Hi,
Just new to Spark and in need of some help for framing the problem I
have. A problem well stated is half solved it's the saying :)
Let's say that I have a DStream[String] basically containing Json of
some measurements from IoT devices. In order to keep it simple say that
after unmarshalling I have data like:
case class Measurement(val deviceId:Long, val timestamp:Date, val
measurement:Double)
I need to use DStreams because there is some interest in monitoring
real-time the measurements of devices. So let's say that I have a
dashboard with hourly granularity, past hours are consolidated but
current hour must be kept updated on every input.
The problem is that the Time that matters is the timestamp in the Json
not the receiving timestamp by Spark so I think that I have to keep a
stateful DStream like the one described
http://blog.cloudera.com/blog/2014/11/how-to-do-near-real-time-sessionization-with-spark-streaming-and-apache-hadoop/
. I have two questions here:
1. Once a given hour is gone, I'd like to flush the consolidated stream
into a DB. I think the strategy is to have a Stream with key-values
where the key is (userID, truncateByHour(timestamp)) and reducing
over the values.
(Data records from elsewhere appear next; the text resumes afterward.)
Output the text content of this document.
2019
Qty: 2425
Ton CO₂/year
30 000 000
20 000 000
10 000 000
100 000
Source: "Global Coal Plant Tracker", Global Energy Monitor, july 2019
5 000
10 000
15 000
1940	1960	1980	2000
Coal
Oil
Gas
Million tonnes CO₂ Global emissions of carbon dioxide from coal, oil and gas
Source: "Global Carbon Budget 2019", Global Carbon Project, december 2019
But it seems to me that with this approach Spark
has lost any sense of time, how would you flush all the RDDs with
timestamps between 00:00:00 and 00:59:59 for instance? Maybe I'm
missing some function in the API
2. How do you deal with events that come with timestamps in the past,
is it a matter of ignoring them, finding a trade-off between memory
and how long the stateful DStream is? But then, who is the one
poping the mature time slices from the stateful stream.
For me Spark Streaming would be the most natural way to face this
problem, but maybe a simple Spark processing run every minute could keep
easily the sorting by time of external events.
I'd like to hear your thoughts.
Toni